There is too much news, way too much. Ten minutes into my morning I’m dowsed and drenched by the news hose. This incessant emergency is new and unpleasant. I mean to read something timeless instead of timely or – God forbid! – to ponder. Pondering requires silence, stillness, detachment. Not a chance. Headlines and their analysts bombard me with the day’s absurdities. Have you heard about this! – or this! – or this!

News is always plentiful in our wired instant world where everyone carries a recording device in their pocket. A plethora of voices cram my inbox – and they’d all be worth listening to – if I had time. But time is what I don’t have, even in calmer moments. And now the Nameless One and his lap-DOGEs and dopes keep me hopping with their lies, screwups, scurrilities, reversals, denials and assaults on my serenity. “Flooding the zone” is how sweetie pies like Steve Bannon gleefully characterize this ebullition. Get the citizens so confused they won’t know which end is up or miss America when it’s gone. Hah-hah-hah.

I hate our moment. It hurts my health, mental and physical. It has me blathering about this topic instead of others more nutritious. But we can only live when we were born – and where – no use fussing about what can’t be fixed, we must learn to cope. The Weltanschauung, more than any maker, composes the music of its moment. We can only sing the songs we imbibe from the ambient air.

How do I compose myself sufficiently to compose? Ranting and railing aren’t readable. No one wants to converse with a tantrum.

Language is my harness (sometimes straitjacket). I strap myself into a paragraph and start hauling. No point speaking except to say something. What then? What sense might I derive from my chaotic feelings? What word might I utter worth your hearing? Might I in this doleful hour help us both to a smile?

I right myself by writing myself – that goofy phrase has long been my go-to anodyne and sedative. Words, to be heard, must make sense. A sentence insists on direction, it can’t zigzag frantically like a bat trapped indoors.

Language holds me tight, as one might an hysterical child till its sobs subside. Words are optimists. No matter what a word says, it presumes the value of saying, sharing, being together. All art, even the bleakest, is affirmative. I may feel rotten sitting to write – I did this morning – but little by little my words tug, tickle, humor me, yank me from my grump into self-ridicule, chuckles. What an ass I am to carry on so! The words may start to dance, diverting my attention with their twists and somersaults. One word really does lead to the next – inevitably – so my pen follows. Making makes me feel worthwhile if I’ve made well. Suddenly I am smiling despite everything. Wow, how did that happen!

I urge everybody to write – for therapy. It can’t hurt, might help, and is insanely inexpensive compared to shrinks, health clubs, foreign travel, shopping, Netflix, etc.
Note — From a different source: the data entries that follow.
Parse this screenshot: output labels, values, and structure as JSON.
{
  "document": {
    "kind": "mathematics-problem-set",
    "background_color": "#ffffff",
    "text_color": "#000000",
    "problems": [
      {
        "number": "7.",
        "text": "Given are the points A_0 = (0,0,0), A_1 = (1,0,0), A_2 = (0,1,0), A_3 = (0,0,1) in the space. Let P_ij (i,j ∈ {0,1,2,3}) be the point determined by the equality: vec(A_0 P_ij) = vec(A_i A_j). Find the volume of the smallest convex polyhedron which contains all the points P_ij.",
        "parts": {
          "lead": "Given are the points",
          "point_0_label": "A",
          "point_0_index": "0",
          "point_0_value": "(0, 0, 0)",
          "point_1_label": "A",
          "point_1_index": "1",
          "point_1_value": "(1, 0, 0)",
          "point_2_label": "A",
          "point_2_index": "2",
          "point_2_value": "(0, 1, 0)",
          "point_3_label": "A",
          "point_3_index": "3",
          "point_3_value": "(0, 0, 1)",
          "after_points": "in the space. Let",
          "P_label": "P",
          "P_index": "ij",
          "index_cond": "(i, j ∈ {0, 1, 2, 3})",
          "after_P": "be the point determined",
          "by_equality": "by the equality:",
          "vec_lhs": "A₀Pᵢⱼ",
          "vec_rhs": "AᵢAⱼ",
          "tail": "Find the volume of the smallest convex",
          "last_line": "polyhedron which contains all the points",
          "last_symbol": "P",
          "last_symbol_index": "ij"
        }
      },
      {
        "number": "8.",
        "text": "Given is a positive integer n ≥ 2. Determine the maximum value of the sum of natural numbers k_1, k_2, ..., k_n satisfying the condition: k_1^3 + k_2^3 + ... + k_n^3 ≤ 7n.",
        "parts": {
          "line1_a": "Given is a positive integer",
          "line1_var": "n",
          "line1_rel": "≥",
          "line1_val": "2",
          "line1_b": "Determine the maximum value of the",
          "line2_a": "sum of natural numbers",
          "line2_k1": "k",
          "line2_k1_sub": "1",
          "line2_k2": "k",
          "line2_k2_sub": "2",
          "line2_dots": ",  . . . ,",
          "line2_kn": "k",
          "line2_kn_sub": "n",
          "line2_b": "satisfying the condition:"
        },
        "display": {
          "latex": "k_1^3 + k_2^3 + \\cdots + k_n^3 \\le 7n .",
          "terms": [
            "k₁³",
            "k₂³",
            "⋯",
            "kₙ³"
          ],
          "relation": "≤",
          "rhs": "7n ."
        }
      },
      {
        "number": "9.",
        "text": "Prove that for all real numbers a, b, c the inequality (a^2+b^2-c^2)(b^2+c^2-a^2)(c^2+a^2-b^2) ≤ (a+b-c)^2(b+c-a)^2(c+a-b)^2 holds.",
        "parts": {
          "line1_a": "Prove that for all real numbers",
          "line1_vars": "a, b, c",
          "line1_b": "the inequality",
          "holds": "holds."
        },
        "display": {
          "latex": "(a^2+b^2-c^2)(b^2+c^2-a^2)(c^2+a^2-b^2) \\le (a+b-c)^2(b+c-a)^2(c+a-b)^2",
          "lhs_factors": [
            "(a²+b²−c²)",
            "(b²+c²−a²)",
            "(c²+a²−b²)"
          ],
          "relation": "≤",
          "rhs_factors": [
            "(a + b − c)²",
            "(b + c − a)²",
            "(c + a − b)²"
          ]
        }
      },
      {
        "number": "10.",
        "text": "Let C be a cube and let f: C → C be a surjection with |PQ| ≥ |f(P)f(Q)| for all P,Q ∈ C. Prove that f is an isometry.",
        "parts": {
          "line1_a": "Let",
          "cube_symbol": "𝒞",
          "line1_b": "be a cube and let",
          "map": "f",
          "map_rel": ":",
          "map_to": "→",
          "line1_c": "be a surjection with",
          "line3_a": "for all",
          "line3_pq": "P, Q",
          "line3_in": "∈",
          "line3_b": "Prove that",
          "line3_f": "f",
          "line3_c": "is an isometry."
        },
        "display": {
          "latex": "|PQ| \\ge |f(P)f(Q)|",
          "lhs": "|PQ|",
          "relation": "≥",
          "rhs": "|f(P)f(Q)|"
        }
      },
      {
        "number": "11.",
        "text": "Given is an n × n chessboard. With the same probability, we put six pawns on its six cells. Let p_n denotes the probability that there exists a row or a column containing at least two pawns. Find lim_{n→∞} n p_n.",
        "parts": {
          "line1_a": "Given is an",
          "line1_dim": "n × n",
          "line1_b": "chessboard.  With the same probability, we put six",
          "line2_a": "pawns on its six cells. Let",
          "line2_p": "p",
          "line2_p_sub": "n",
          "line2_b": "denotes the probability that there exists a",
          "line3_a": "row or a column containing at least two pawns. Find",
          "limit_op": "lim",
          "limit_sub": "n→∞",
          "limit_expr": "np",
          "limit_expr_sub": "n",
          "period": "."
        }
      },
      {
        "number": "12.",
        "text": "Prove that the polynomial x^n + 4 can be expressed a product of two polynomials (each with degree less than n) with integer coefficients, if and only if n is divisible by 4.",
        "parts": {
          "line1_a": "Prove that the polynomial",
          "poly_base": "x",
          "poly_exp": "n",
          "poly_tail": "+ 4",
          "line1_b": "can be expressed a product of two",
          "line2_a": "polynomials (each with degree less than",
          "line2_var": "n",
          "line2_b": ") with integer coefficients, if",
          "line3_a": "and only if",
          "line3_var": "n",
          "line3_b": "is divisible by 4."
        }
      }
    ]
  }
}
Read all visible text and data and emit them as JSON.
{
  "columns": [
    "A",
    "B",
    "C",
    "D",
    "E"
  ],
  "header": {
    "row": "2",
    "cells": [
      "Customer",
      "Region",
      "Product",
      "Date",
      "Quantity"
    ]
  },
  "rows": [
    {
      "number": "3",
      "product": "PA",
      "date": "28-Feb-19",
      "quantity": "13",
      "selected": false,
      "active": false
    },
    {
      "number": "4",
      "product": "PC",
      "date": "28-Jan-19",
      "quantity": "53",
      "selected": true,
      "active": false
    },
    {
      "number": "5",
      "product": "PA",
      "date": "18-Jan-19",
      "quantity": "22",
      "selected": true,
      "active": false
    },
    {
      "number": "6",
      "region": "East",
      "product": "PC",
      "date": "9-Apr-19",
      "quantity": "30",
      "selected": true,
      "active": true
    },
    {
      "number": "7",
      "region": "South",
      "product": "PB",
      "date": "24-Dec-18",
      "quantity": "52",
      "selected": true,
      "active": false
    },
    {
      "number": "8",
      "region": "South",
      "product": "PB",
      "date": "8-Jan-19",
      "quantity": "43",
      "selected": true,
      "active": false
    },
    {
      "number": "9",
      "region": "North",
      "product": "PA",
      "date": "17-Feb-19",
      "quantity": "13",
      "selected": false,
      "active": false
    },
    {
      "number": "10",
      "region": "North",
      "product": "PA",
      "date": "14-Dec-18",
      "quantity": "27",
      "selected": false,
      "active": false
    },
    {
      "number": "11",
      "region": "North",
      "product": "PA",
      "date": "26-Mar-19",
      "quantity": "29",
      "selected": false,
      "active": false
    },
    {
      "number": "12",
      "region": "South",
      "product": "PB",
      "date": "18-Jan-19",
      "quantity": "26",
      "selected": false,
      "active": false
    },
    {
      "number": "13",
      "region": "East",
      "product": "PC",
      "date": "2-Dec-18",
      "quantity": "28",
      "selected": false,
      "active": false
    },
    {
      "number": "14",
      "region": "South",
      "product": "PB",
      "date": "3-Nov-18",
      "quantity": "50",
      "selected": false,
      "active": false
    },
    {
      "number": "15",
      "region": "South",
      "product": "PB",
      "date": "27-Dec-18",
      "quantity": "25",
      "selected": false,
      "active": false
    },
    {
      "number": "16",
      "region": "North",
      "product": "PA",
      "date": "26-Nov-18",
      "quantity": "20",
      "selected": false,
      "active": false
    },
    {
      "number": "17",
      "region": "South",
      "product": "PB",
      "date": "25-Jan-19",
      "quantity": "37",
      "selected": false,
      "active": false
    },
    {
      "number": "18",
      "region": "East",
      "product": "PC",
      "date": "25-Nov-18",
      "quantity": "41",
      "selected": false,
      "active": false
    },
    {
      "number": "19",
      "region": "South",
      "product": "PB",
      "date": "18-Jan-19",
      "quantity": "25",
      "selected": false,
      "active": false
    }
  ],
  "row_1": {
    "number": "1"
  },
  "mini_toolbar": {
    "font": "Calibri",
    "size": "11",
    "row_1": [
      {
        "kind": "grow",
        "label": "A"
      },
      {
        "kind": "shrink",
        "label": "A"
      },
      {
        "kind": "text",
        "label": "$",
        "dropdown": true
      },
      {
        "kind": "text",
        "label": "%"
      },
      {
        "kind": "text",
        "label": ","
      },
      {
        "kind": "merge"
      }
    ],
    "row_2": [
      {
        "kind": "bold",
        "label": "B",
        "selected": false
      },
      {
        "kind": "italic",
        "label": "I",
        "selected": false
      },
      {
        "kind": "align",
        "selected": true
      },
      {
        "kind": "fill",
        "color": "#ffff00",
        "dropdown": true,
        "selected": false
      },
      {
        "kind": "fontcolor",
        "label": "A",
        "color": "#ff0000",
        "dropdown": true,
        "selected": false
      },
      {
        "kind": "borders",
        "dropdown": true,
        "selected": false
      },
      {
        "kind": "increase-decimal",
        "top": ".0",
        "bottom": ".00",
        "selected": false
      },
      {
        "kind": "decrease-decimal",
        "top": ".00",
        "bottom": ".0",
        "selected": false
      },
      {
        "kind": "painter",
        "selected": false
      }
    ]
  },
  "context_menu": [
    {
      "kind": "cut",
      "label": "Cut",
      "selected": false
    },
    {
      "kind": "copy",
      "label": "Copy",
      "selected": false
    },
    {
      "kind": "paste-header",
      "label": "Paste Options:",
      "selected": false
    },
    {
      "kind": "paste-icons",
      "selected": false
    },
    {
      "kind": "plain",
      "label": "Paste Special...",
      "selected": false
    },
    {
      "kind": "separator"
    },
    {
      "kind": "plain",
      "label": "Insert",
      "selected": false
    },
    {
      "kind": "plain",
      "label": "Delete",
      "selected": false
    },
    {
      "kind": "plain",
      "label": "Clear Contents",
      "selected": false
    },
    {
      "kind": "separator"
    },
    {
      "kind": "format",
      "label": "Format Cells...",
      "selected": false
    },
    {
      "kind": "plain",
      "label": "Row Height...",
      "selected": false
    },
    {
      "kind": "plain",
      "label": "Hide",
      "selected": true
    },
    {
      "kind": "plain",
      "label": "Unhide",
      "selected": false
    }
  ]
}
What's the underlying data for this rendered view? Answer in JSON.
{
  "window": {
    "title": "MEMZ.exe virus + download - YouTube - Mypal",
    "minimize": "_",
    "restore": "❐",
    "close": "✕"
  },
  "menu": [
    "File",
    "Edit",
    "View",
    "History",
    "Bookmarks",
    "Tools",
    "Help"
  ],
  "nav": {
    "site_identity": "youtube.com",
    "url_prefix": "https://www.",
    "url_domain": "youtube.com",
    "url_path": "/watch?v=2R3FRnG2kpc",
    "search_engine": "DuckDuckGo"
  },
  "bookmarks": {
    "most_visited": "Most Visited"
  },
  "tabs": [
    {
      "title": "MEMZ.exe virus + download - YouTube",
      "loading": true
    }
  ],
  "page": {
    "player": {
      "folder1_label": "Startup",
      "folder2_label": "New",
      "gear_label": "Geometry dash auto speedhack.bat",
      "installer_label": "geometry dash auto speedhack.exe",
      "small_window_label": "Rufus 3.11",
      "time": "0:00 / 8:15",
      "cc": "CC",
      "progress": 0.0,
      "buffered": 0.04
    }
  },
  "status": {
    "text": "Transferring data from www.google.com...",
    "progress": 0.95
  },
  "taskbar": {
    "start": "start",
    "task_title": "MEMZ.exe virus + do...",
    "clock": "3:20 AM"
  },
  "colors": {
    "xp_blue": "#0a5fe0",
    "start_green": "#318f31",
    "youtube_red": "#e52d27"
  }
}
It also keeps its practitioners out of mischief. When scribbling, I’m not moping, spending, eating, or watching golf. I’m thinking, which is invigorating and forestalls dementia supposedly. Stands to reason. Exercise strengthens – minds no less than bodies.

Though I urge writing, I discourage publishing until you’ve developed a knack. The Internet has made multitudes gasbags, the way bumper cars make any bozo a driver. True, one could say the same of me – some may – but not you. By reading this far you’ve licensed me to continue my yammering tomorrow. Bless you.